The case against a 100% S&P 500 ETF portfolio
A lot of investors have a 100% S&P 500 portfolio, especially in the United States. Over the long-term, a simple portfolio like the one mentioned above performed greatly over the past 50 years. However, I think it is possible for investors to have a diversified portfolio that has a lot less volatility with a similar (or even better) return. As the Nobel Prize winner Harry Markowitz said: “diversification is the only free lunch in investing”, and I believe it is true.
The assets I will use in the experiment are: US stocks, REITs, Gold, Long Term Treasuries and Small Cap stocks. The reason why I chose these is because they have a negative, low or medium correlation and they have a risk profile similar to stocks, that’s why I did not include Cash or Short Term bonds). Small Cap stocks have a high correlation to US stocks, but they can be used to increase the return of a diversified portfolio (I will come back to this later).
First of all, here is the correlation of all the assets mentioned above since 1994 : imgur.com/hkCGcIV
As you can see, except for Small Caps, all of the assets have a low to medium correlation to US stocks. Now, let’s compare US stocks to every asset in this portfolio and see if any of those could be a good addition to an investor’s portfolio.
Here’s what the risk/return profile of gold is compared to stocks since 1972 : imgur.com/OtnER6L
As you can see, gold both has a lower return and a higher volatility, so why would anyone want gold? Due to its low correlation to stocks, holding a small allocation to gold actually increases a portfolio’s return and reduces its volatility when rebalancing annually. In fact, a 80% stocks/20% gold portfolio had a return of 10.60% annually with a 12.97% volatility.
Long Term Treasuries
Long Term Treasuries is the asset with the lowest correlation to US stocks (-0.22), so it is one of the best diversifier an investor could have to reduce volatility. Here’s the risk/return profile for both asset since 1978 : imgur.com/KHpYvlL
Long Term Treasuries underperformed Stocks by 2.74% annually. However, its volatility is about 4% lower. So if we add a 20% Long Term Treasuries allocation to a Stock portfolio, what happens to our portfolio’s risk and return?
A 100% Stocks portfolio would have performed better than a diversified portfolio with both Stocks & Long Term Treasuries.
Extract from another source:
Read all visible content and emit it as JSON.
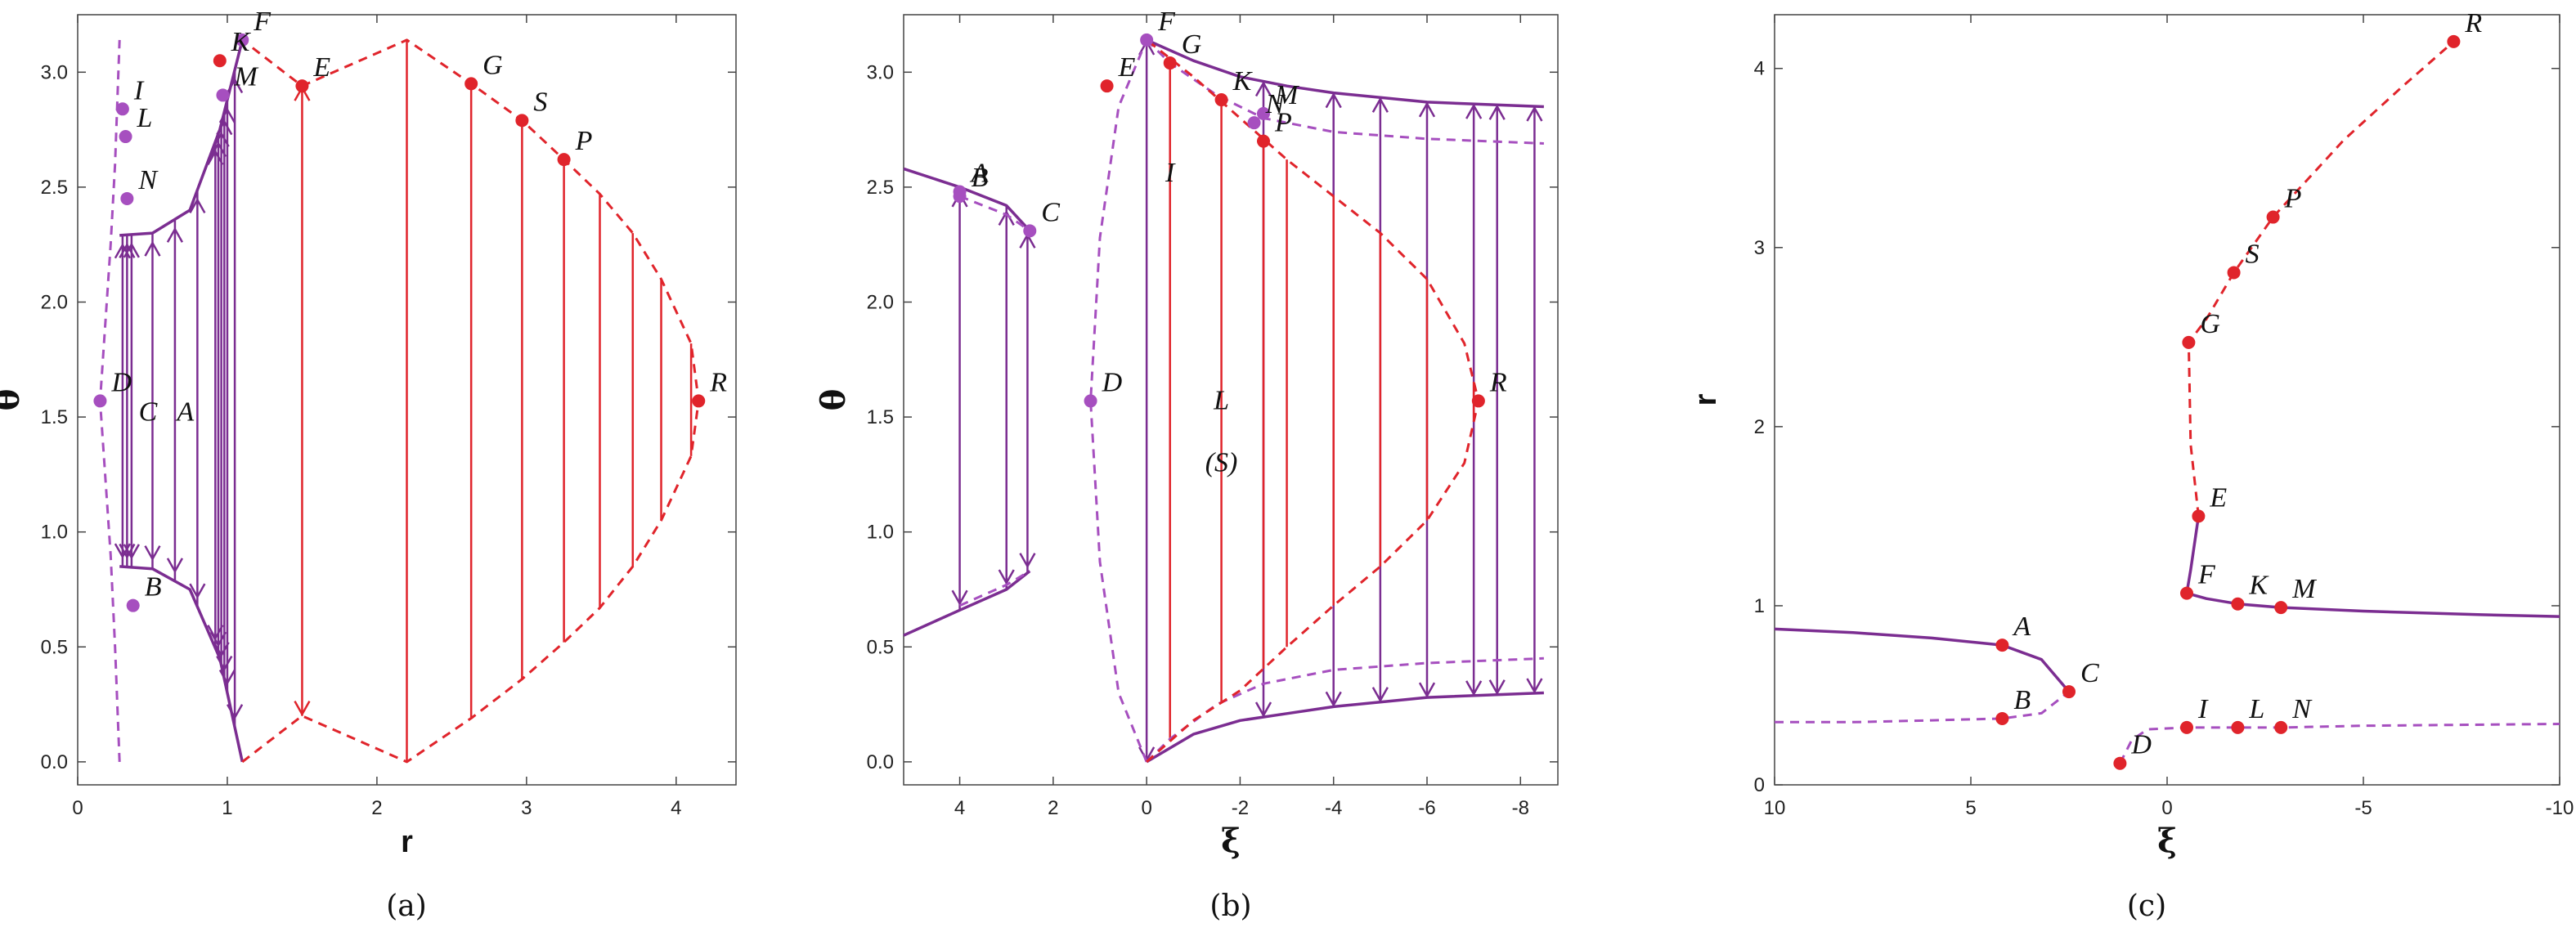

In fact, the 100% Stocks portfolio returned 11.43% annually while the 80/20 portfolio returned 11.25%. However, the volatility is much lower for the 80/20 portfolio. It had a 12.41% volatility, while the Stocks portfolio had a 15.16% volatility.
Real Estate Investment Trusts (or REITs) have a medium-high correlation to US stocks (0.57 since 1994) and have a higher risk/return profile. I still included REITs in the analysis, because a small allocation to REITs still decrease a portfolio’s volatility. Here’s the risk/return profile for both assets : imgur.com/to6TBcX
As you can see, REITs both have a higher return and a higher volatility. However, once you combine both assets. The portfolio’s return increases to 9.70% and the volatility decreases to 14.34%. Below is a graph showing the difference in return between both assets (Stocks and REITs) and the diversified portfolio : imgur.com/0PHqVqQ
Now, there are 3 assets that we know can help reduce a stock portfolio’s volatility and can sometimes even increase its return. But what if we invested in all of the assets mentioned above? For example, what if we had a portfolio that was 20% REITs, 20% Gold, 20% Long Term Treasuries and 40% Stocks?
As you can see, even though the return decreased by 0.38%, the volatility decreased by more than 5.45%. So even if you have high-risk tolerance, it can still be smart to diversify for two main reasons:
- The return of your portfolio won’t even be greatly affected in the long run
- You can take additional risk elsewhere (e.g. replacing US Stocks by Small Caps, Emerging Markets or Growth Stocks)
At the beginning of this article, I talked about Small Caps and their high correlation to US stocks. Obviously, Small Caps are a poor diversifier, but we can replace US stocks by Small Caps and increase the portfolio’s return. Adding a riskier asset with a high US Stocks correlation will obviously increase the portfolio’s volatility, but it will still be lower than if we had a 100% US stocks portfolio. Below is a table showing the risk/return profile of 4 different diversified portfolios by replacing US stocks for riskier assets : imgur.com/vHJDfUt
As you can see, even when we replace US stocks by asset classes with a higher volatility, the portfolio’s volatility is still at least 3% lower than a 100% Stocks portfolio. And when we replace US stocks by Micro Caps or Growth Stocks, the diversified portfolio outperformed a 100% Stocks portfolio with a much lower volatility.
To summarize, the different portfolio allocations mentioned above are the “free lunch” that diversification really is about and it possible to have a lot less volatility without sacrificing any return (we have seen that we can even increase a portfolio’s return with less risk). Obviously, we don’t know what asset class will outperform in the future, but this is only further reason why someone should not only have a S&P 500 ETF in its portfolio.
Disclaimer: Consult your financial professional before making any investment decision.